PAGE 2
Runaway
by
Pashka looked sideways at the basin full of bloodstained slops, looked at the doctor’s apron, and began to cry.
“May-ay!” the doctor mimicked him. “Nearly old enough to be married, spoilt boy, and here he is blubbering! For shame!”
Pashka, trying not to cry, looked at his mother, and in that look could be read the entreaty: “Don’t tell them at home that I cried at the hospital.”
The doctor examined his elbow, pressed it, heaved a sigh, clicked with his lips, then pressed it again.
“You ought to be beaten, woman, but there is no one to do it,” he said. “Why didn’t you bring him before? Why, the whole arm is done for. Look, foolish woman. You see, the joint is diseased!”
“You know best, kind sir . . .” sighed the woman.
“Kind sir. . . . She’s let the boy’s arm rot, and now it is ‘kind sir.’ What kind of workman will he be without an arm? You’ll be nursing him and looking after him for ages. I bet if you had had a pimple on your nose, you’d have run to the hospital quick enough, but you have left your boy to rot for six months. You are all like that.”
The doctor lighted a cigarette. While the cigarette smoked, he scolded the woman, and shook his head in time to the song he was humming inwardly, while he thought of something else. Pashka stood naked before him, listening and looking at the smoke. When the cigarette went out, the doctor started, and said in a lower tone:
“Well, listen, woman. You can do nothing with ointments and drops in this case. You must leave him in the hospital.”
“If necessary, sir, why not?
“We must operate on him. You stop with me, Pashka,” said the doctor, slapping Pashka on the shoulder. “Let mother go home, and you and I will stop here, old man. It’s nice with me, old boy, it’s first-rate here. I’ll tell you what we’ll do, Pashka, we will go catching finches together. I will show you a fox! We will go visiting together! Shall we? And mother will come for you tomorrow! Eh?”
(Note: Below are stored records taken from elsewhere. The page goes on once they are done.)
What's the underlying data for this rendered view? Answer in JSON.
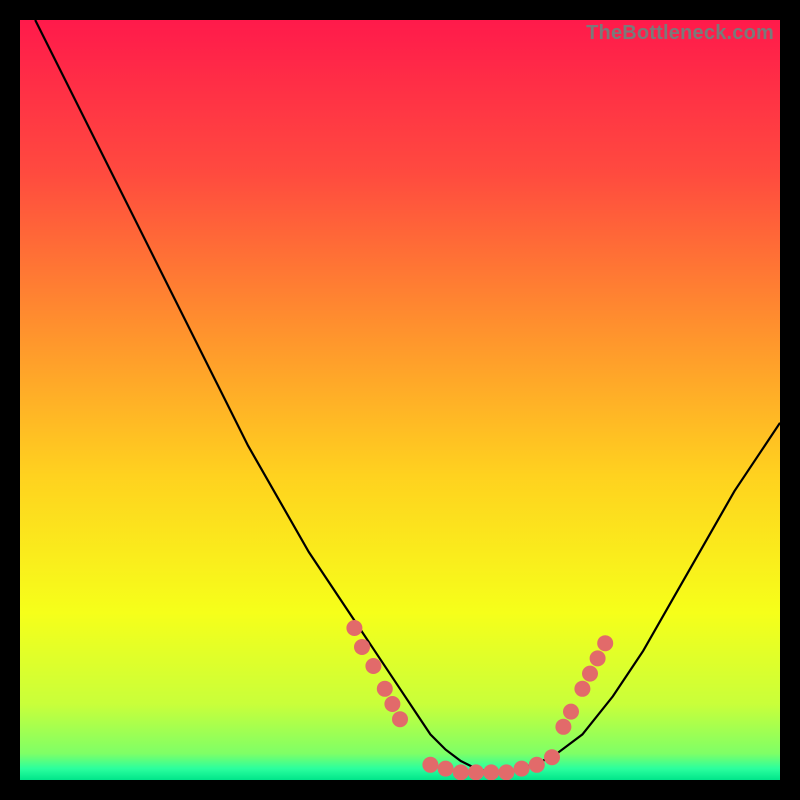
{
  "watermark": "TheBottleneck.com",
  "chart_data": {
    "type": "line",
    "title": "",
    "xlabel": "",
    "ylabel": "",
    "xlim": [
      0,
      100
    ],
    "ylim": [
      0,
      100
    ],
    "background_gradient": {
      "stops": [
        {
          "offset": 0.0,
          "color": "#ff1a4b"
        },
        {
          "offset": 0.2,
          "color": "#ff4a3f"
        },
        {
          "offset": 0.4,
          "color": "#ff8f2e"
        },
        {
          "offset": 0.6,
          "color": "#ffd21f"
        },
        {
          "offset": 0.78,
          "color": "#f6ff1a"
        },
        {
          "offset": 0.9,
          "color": "#c9ff3a"
        },
        {
          "offset": 0.965,
          "color": "#7fff66"
        },
        {
          "offset": 0.985,
          "color": "#2bff9e"
        },
        {
          "offset": 1.0,
          "color": "#00e58a"
        }
      ]
    },
    "series": [
      {
        "name": "bottleneck-curve",
        "color": "#000000",
        "x": [
          2,
          6,
          10,
          14,
          18,
          22,
          26,
          30,
          34,
          38,
          42,
          46,
          50,
          52,
          54,
          56,
          58,
          60,
          62,
          64,
          66,
          70,
          74,
          78,
          82,
          86,
          90,
          94,
          98,
          100
        ],
        "y": [
          100,
          92,
          84,
          76,
          68,
          60,
          52,
          44,
          37,
          30,
          24,
          18,
          12,
          9,
          6,
          4,
          2.5,
          1.5,
          1,
          1,
          1.5,
          3,
          6,
          11,
          17,
          24,
          31,
          38,
          44,
          47
        ]
      }
    ],
    "markers": {
      "color": "#e26a6a",
      "radius": 8,
      "points": [
        {
          "x": 44,
          "y": 20
        },
        {
          "x": 45,
          "y": 17.5
        },
        {
          "x": 46.5,
          "y": 15
        },
        {
          "x": 48,
          "y": 12
        },
        {
          "x": 49,
          "y": 10
        },
        {
          "x": 50,
          "y": 8
        },
        {
          "x": 54,
          "y": 2
        },
        {
          "x": 56,
          "y": 1.5
        },
        {
          "x": 58,
          "y": 1
        },
        {
          "x": 60,
          "y": 1
        },
        {
          "x": 62,
          "y": 1
        },
        {
          "x": 64,
          "y": 1
        },
        {
          "x": 66,
          "y": 1.5
        },
        {
          "x": 68,
          "y": 2
        },
        {
          "x": 70,
          "y": 3
        },
        {
          "x": 71.5,
          "y": 7
        },
        {
          "x": 72.5,
          "y": 9
        },
        {
          "x": 74,
          "y": 12
        },
        {
          "x": 75,
          "y": 14
        },
        {
          "x": 76,
          "y": 16
        },
        {
          "x": 77,
          "y": 18
        }
      ]
    }
  }
}
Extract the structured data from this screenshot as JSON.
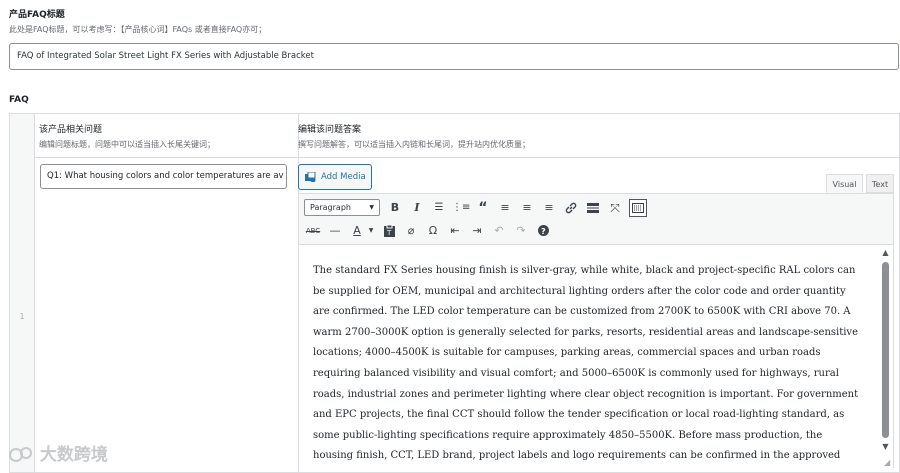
{
  "title_section": {
    "label": "产品FAQ标题",
    "hint": "此处是FAQ标题，可以考虑写：【产品核心词】FAQs 或者直接FAQ亦可；",
    "value": "FAQ of Integrated Solar Street Light FX Series with Adjustable Bracket"
  },
  "faq_section": {
    "label": "FAQ",
    "col_question_title": "该产品相关问题",
    "col_question_hint": "编辑问题标题，问题中可以适当插入长尾关键词；",
    "col_answer_title": "编辑该问题答案",
    "col_answer_hint": "撰写问题解答，可以适当插入内链和长尾词，提升站内优化质量；",
    "row_number": "1",
    "question_value": "Q1: What housing colors and color temperatures are av"
  },
  "editor": {
    "add_media_label": "Add Media",
    "tab_visual": "Visual",
    "tab_text": "Text",
    "format_select": "Paragraph",
    "icons_row1": [
      "bold-icon",
      "italic-icon",
      "bullet-list-icon",
      "numbered-list-icon",
      "blockquote-icon",
      "align-left-icon",
      "align-center-icon",
      "align-right-icon",
      "link-icon",
      "read-more-icon",
      "fullscreen-icon",
      "toolbar-toggle-icon"
    ],
    "icons_row2": [
      "strikethrough-icon",
      "horizontal-line-icon",
      "text-color-icon",
      "paste-text-icon",
      "clear-formatting-icon",
      "special-character-icon",
      "outdent-icon",
      "indent-icon",
      "undo-icon",
      "redo-icon",
      "help-icon"
    ],
    "content": "The standard FX Series housing finish is silver-gray, while white, black and project-specific RAL colors can be supplied for OEM, municipal and architectural lighting orders after the color code and order quantity are confirmed. The LED color temperature can be customized from 2700K to 6500K with CRI above 70. A warm 2700–3000K option is generally selected for parks, resorts, residential areas and landscape-sensitive locations; 4000–4500K is suitable for campuses, parking areas, commercial spaces and urban roads requiring balanced visibility and visual comfort; and 5000–6500K is commonly used for highways, rural roads, industrial zones and perimeter lighting where clear object recognition is important. For government and EPC projects, the final CCT should follow the tender specification or local road-lighting standard, as some public-lighting specifications require approximately 4850–5500K. Before mass production, the housing finish, CCT, LED brand, project labels and logo requirements can be confirmed in the approved order specification to maintain consistent"
  },
  "watermark": {
    "text": "大数跨境"
  },
  "colors": {
    "accent": "#2271b1",
    "border": "#dcdcde",
    "toolbar_bg": "#f6f7f7"
  }
}
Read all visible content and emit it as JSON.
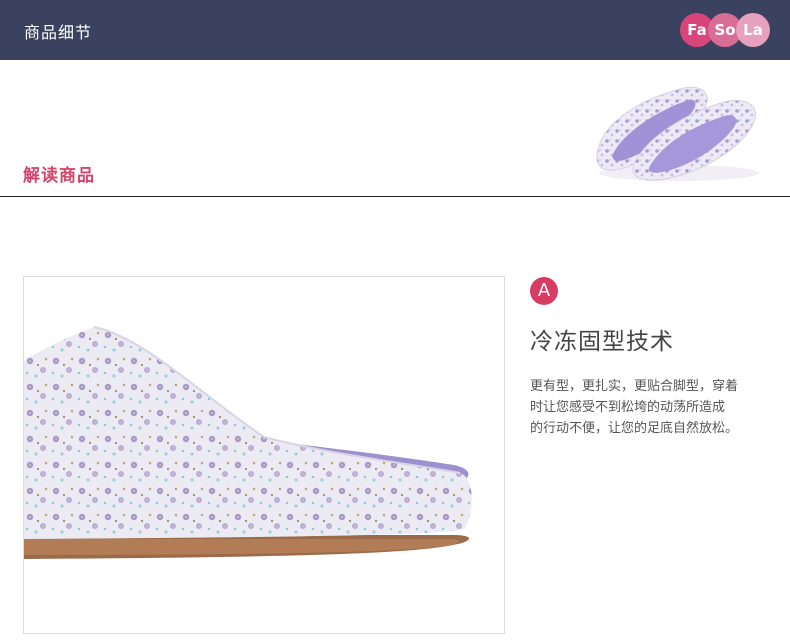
{
  "header": {
    "title": "商品细节",
    "logo": {
      "parts": [
        "Fa",
        "So",
        "La"
      ],
      "colors": [
        "#d9457a",
        "#d86d96",
        "#e7a0bd"
      ]
    },
    "background": "#3b4260"
  },
  "banner": {
    "label": "解读商品",
    "label_color": "#d3456a",
    "thumbnail_alt": "slipper-pair-thumbnail"
  },
  "feature": {
    "badge": "A",
    "badge_color": "#d73c63",
    "title": "冷冻固型技术",
    "desc_lines": [
      "更有型，更扎实，更贴合脚型，穿着",
      "时让您感受不到松垮的动荡所造成",
      "的行动不便，让您的足底自然放松。"
    ]
  }
}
Pashka looked inquiringly at his mother.
“You stay, child!” she said.
“He’ll stay, he’ll stay!” cried the doctor gleefully. “And there is no need to discuss it. I’ll show him a live fox! We will go to the fair together to buy candy! Marya Denisovna, take him upstairs!”
The doctor, apparently a light-hearted and friendly fellow, seemed glad to have company; Pashka wanted to oblige him, especially as he had never in his life been to a fair, and would have been glad to have a look at a live fox, but how could he do without his mother?
After a little reflection he decided to ask the doctor to let his mother stay in the hospital too, but before he had time to open his mouth the lady assistant was already taking him upstairs. He walked up and looked about him with his mouth open. The staircase, the floors, and the doorposts–everything huge, straight, and bright-were painted a splendid yellow colour, and had a delicious smell of Lenten oil. On all sides lamps were hanging, strips of carpet stretched along the floor, copper taps stuck out on the walls. But best of all Pashka liked the bedstead upon which he was made to sit down, and the grey woollen coverlet. He touched the pillows and the coverlet with his hands, looked round the ward, and made up his mind that it was very nice at the doctor’s.
The ward was not a large one, it consisted of only three beds. One bed stood empty, the second was occupied by Pashka, and on the third sat an old man with sour eyes, who kept coughing and spitting into a mug. From Pashka’s bed part of another ward could be seen with two beds; on one a very pale wasted-looking man with an india-rubber bottle on his head was asleep; on the other a peasant with his head tied up, looking very like a woman, was sitting with his arms spread out.